Andrés Vázquez y Doña Aldonza Clara de Vargas, su legítima mujer, vecinos de Jalapa, dieron poder cumplido, cesión y traspaso, a Antonio de Dueñas, mercader, vecino de la nueva ciudad de Veracruz, para que pueda pedir, recibir y cobrar judicial o extrajudicialmente del ingenio nombrado San Sebastián Maxtlatlán, 2315 pesos de oro común que dicho ingenio del debe de plazo cumplido, según consta de la obligación firmada por el Capitán Don Fernando Ruiz de Córdova y Arellano y Miguel de Tramoya, difuntos, como dueños del dicho ingenio, a favor de Doña Aldonza de Vargas, Doña Ana Francisca Matamoros y Doña María de Vargas, abuela, madre y tía de la otorgante. Y cobrados los referidos 2315 pesos con sus réditos, los haya para sí, por razón de otra tanta cantidad que Antonio de Dueñas les pagó.
Pedro Gil, dueño de recua, vecino de Jalapa, se constituyó por fiador de Andrés Vázquez en su litigio contra el Capitán Francisco García López y Doña Ana Francisca Matamoros, sobre la venta de una casa o el pago de 340 pesos de oro común que les prestó, en tal manera que si el auto definitivo sobre el que se ha apelado fuere revocado en todo o en partes, el dicho Andrés Vázquez restituirá a los susodichos los 340 pesos que hubiere recibido, o lo que importare la parte revocada.

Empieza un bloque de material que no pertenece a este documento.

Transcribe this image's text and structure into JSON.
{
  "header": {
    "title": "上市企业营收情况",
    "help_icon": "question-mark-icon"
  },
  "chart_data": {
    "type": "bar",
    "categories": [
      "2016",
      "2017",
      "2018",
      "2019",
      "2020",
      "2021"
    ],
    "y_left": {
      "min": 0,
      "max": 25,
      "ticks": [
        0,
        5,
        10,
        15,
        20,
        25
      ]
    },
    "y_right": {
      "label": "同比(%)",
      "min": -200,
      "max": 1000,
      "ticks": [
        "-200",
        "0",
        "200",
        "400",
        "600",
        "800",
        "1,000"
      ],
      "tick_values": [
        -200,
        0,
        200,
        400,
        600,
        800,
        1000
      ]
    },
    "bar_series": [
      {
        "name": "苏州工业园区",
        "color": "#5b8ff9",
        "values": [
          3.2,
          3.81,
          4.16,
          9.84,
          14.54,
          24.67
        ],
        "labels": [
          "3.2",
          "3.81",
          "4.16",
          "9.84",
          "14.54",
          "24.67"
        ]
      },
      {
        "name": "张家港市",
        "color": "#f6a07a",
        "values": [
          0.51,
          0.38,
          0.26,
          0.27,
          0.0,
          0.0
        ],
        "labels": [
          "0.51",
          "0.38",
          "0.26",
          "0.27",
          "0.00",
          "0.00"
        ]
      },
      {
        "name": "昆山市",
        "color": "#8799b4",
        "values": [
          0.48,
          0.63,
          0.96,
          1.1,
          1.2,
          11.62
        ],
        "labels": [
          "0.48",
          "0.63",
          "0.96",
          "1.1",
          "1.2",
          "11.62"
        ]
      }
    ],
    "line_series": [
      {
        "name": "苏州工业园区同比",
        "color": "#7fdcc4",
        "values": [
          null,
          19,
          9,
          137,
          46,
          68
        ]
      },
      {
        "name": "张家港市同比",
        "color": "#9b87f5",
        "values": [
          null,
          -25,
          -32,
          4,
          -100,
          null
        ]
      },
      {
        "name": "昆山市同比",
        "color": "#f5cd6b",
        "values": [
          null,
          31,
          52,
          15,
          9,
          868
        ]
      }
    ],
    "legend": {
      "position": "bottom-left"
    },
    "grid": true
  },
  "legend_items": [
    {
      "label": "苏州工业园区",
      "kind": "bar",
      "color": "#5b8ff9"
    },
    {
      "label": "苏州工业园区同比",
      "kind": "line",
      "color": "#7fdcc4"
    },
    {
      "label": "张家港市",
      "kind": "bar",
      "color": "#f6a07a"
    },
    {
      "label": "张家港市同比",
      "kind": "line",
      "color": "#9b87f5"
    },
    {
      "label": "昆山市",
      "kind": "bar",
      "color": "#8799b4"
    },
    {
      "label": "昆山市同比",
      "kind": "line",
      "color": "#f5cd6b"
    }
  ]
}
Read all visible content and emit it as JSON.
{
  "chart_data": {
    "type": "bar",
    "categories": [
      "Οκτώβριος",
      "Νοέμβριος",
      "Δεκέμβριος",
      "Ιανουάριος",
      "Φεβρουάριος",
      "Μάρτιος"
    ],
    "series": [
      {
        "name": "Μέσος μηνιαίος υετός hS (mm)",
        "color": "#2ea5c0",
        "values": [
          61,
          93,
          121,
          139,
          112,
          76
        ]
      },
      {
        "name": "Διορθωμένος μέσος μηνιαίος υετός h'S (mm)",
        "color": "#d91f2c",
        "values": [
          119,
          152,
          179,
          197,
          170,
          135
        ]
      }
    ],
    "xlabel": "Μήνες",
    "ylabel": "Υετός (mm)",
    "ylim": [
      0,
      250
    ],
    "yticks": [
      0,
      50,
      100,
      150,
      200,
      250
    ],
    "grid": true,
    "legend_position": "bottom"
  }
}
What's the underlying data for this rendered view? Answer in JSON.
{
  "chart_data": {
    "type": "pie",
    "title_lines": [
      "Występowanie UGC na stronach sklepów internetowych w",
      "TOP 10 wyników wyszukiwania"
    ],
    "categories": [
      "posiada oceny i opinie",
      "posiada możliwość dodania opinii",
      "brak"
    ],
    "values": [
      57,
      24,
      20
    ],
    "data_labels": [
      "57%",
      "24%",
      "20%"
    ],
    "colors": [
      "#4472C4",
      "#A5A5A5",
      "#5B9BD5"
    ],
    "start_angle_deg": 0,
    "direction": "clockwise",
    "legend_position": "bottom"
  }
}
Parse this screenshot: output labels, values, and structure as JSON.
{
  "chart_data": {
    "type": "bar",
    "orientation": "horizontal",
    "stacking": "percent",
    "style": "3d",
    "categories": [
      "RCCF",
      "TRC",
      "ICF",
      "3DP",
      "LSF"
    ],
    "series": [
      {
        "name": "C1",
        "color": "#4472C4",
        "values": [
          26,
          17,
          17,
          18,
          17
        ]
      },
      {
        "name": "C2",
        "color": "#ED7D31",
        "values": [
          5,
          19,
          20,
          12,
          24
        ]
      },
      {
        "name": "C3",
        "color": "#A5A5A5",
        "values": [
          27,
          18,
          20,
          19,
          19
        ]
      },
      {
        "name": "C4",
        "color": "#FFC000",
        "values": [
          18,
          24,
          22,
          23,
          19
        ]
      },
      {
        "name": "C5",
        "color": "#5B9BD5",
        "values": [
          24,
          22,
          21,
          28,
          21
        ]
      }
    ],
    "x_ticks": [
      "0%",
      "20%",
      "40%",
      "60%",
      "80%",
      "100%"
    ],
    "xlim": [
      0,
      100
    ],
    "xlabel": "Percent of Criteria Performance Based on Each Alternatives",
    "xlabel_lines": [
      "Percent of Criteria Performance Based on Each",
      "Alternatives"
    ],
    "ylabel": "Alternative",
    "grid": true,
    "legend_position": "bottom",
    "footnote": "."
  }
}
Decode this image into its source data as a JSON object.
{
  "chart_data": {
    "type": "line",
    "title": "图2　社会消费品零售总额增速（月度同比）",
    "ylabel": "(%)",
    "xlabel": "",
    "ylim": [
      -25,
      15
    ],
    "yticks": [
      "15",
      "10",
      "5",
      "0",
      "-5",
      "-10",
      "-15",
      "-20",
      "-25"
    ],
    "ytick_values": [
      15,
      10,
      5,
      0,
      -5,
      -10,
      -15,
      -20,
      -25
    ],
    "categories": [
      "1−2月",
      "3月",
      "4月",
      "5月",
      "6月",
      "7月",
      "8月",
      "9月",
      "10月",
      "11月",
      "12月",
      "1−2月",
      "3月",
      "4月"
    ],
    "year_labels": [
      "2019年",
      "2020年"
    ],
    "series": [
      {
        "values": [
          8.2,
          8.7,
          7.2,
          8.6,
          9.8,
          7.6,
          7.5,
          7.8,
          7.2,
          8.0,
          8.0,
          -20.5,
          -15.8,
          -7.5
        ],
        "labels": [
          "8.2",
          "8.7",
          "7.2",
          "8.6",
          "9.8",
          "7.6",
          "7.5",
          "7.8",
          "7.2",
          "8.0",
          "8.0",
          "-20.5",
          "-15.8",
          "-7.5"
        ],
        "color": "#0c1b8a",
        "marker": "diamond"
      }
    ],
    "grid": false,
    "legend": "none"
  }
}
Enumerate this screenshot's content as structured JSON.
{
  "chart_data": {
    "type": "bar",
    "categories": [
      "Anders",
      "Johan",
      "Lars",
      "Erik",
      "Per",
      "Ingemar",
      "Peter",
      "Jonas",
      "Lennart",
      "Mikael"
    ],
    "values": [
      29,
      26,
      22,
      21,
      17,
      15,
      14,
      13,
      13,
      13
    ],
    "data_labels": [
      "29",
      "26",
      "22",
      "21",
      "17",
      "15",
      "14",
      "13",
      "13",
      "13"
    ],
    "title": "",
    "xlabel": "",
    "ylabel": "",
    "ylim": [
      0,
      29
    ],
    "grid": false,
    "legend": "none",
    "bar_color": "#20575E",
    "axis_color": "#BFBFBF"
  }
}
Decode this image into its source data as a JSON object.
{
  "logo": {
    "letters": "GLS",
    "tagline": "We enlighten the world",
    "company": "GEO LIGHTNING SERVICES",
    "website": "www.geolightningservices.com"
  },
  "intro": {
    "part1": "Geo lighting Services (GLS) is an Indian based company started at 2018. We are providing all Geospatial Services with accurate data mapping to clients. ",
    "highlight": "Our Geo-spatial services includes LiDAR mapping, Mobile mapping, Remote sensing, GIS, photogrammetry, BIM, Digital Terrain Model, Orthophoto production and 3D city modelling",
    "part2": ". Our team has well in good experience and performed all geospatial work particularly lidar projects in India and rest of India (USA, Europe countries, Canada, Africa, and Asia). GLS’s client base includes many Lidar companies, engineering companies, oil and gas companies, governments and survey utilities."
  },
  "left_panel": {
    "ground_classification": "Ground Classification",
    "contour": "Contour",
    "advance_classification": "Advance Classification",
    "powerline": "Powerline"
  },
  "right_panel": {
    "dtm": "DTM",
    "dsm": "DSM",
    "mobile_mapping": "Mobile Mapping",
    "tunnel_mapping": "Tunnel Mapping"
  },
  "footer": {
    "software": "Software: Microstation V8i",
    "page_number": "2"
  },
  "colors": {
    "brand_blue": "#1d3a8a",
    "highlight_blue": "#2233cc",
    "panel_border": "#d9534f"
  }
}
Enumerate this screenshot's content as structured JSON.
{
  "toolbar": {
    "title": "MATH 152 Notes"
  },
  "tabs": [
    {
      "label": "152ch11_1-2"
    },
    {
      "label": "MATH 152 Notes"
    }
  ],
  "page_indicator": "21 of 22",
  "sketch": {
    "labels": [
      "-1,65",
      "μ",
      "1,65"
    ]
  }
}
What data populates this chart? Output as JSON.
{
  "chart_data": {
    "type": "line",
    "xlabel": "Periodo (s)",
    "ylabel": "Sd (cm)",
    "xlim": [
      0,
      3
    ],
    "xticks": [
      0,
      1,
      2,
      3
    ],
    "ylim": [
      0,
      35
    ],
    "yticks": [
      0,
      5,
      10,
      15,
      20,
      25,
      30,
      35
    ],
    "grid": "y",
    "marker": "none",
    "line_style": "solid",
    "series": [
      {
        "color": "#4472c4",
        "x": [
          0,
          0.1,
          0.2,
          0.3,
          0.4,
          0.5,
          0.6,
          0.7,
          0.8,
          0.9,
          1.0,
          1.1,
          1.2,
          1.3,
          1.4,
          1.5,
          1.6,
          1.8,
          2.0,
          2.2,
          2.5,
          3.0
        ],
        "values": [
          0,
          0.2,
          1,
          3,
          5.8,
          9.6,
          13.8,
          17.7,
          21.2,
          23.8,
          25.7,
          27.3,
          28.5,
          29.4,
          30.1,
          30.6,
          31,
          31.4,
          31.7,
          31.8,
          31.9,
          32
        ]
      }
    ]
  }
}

Doña Aldonza Clara de Vargas, mujer legítima de Don Andrés Vázquez, vecina de La Antigua Veracruz, estante en este pueblo, dijo que habrá año y medio que en la ciudad de Los Ángeles, ante un escribano del cual no se acuerda su nombre, la hicieron otorgar un poder al dicho su marido para cobrar sus bienes y otros efectos; y respecto de haberse visto todo este tiempo muy enferma, y a falta de escribano en La Antigua, no ha podido revocar el poder conferido, y como al presente recela de que la pueda obligar a la paga de 800 pesos que el susodicho debe a Juan Fernández, vecino de la ciudad de México, desde antes de casarse con la otorgante, en la mejor vía, protesta la fuerza que en ello se le hará y no consiente de ninguna manera la mencionada obligación.